Last week, U.S. Trade Representative Robert Lighthizer joined the cabal of cabinet-level officials from the Trump White House who have to defend themselves against charges of misusing taxpayer dollars for his own benefit.
The New York Post discovered that Lighthizer had authorized nearly $1,000,000 in spending to renovate two of his Washington, DC offices on the taxpayer’s dime. That figure included a 30-inch, $859 plaque emblazoned with the words “Executive Office of the President,” 90 office chairs billed at $600 apiece, and a $3,500 antique desk for himself.
Lighthizer, Donald Trump’s top general in his Great Trade War of 2018, defended the exorbitant spending in the most Republican way imaginable: he blamed President Obama.
“The furniture purchases are the culmination of a longtime, planned project that began under the Obama Administration to replace two-decade-old furniture,” read a statement issued by Lighthizer’s office. “Laughable,” was what one former Obama administration official said in response. Combined, the past two Trade Representatives spent less than half of what Lighthizer’s office spent during the same period of time.
But Lighthizer’s spending got us thinking. Donald Trump filled his cabinet with a who’s who of multi-millionaires (and the occasional billionaire) and yet several of them have spent hundreds of thousands of taxpayer dollars for private flights overseas, lavish furniture for their offices and residences, and the occasional soundproof phone booth.
Here’s a quick look at the creative and extravagant ways these millionaires have spent your money (so far).
A few notes about what these figures do (and do not) include. Government officials always travel for work, but the Trump administration has an unusual appetite for first class or privately chartered flights. Treasury Secretary Steve Mnuchin has racked up hundreds of thousands of dollars in privately chartered domestic flights (not including his attempt to book an Air Force jet for his honeymoon), in sharp contrast to former Treasury Secretary Timothy Geither, who always flew in coach on commercial airlines.
EPA Administrator Scott Pruitt has been dogged by similar accusations of exorbitant spending for months. His office shelled out over $40,000 for the purchase and installation of a soundproof phone booth for his office, more than $2,000 for two desks for his office (after his initial request for $70,000 was denied), and an additional $2,460 to repair the door to his deeply discounted apartment, which was busted down after his security detail grew concerned he was unconscious and in need of medical attention. Turns out he was taking a nap.
Pruitt also spent more than $150,000 on first class flights, an expenditure he defended by claiming to be the target of constant, unnamed threats. “Look, there have been incidents on planes.

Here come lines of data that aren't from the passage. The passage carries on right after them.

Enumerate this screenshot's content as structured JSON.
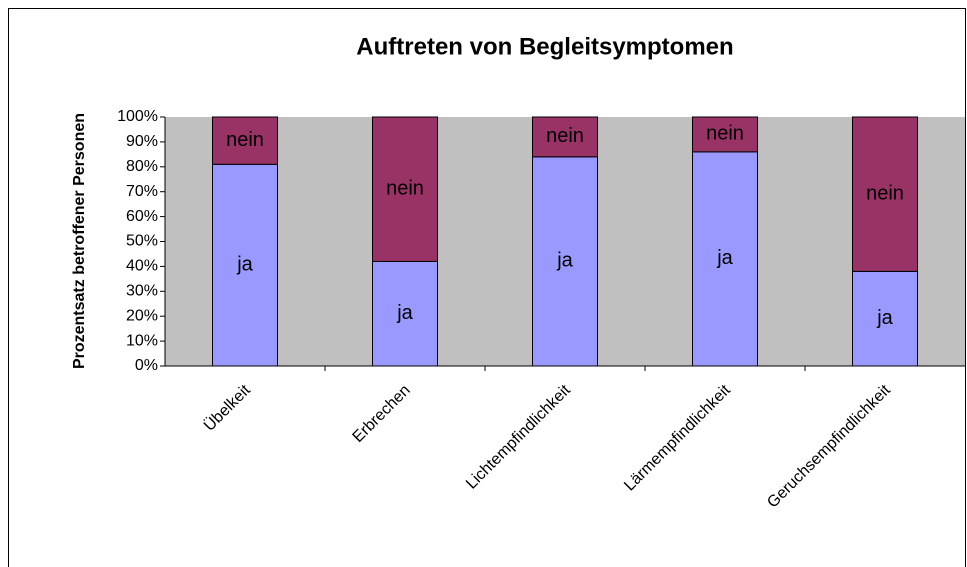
{
  "chart_data": {
    "type": "bar",
    "stacked": true,
    "title": "Auftreten von Begleitsymptomen",
    "y_label": "Prozentsatz betroffener Personen",
    "categories": [
      "Übelkeit",
      "Erbrechen",
      "Lichtempfindlichkeit",
      "Lärmempfindlichkeit",
      "Geruchsempfindlichkeit"
    ],
    "series": [
      {
        "name": "ja",
        "color": "#9999ff",
        "values": [
          81,
          42,
          84,
          86,
          38
        ]
      },
      {
        "name": "nein",
        "color": "#993366",
        "values": [
          19,
          58,
          16,
          14,
          62
        ]
      }
    ],
    "ylim": [
      0,
      100
    ],
    "yticks": [
      {
        "value": 0,
        "label": "0%"
      },
      {
        "value": 10,
        "label": "10%"
      },
      {
        "value": 20,
        "label": "20%"
      },
      {
        "value": 30,
        "label": "30%"
      },
      {
        "value": 40,
        "label": "40%"
      },
      {
        "value": 50,
        "label": "50%"
      },
      {
        "value": 60,
        "label": "60%"
      },
      {
        "value": 70,
        "label": "70%"
      },
      {
        "value": 80,
        "label": "80%"
      },
      {
        "value": 90,
        "label": "90%"
      },
      {
        "value": 100,
        "label": "100%"
      }
    ],
    "plot_background": "#c0c0c0"
  }
}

There have been incidents in airports, and those incidents, you know, occurred, and they are of different types,” Pruitt eloquently told CBS News earlier this year. “These threats have been unprecedented from the very beginning, and the quantity and type are unprecedented.” It’s unclear just how recognizable Scott Pruitt thinks he is to the general public, though judging by how many of you didn’t realize the photo above is a stock image of “caucasian politician” and not, in fact, Scott Pruitt, the answer is: not very.
What’s not included in this total are things like questionable salary expenses. Take Consumer Financial Protection Bureau Director Mick Mulvaney. From his days in Congress, Mulvaney has sought to abolish the CFPB, arguing the agency tasked with protecting taxpayers from predatory financial institutions is a federal boondoggle. During the most recent budget process, he submitted a request for zero dollars for the agency, arguing it was their duty to be “responsible stewards of taxpayer dollars.” Instead, he hired at least eight people to work at the CFPB, half of whom have annual salaries in excess of $250,000, more than $100,000 above the top salary allowed under the federal government pay scale.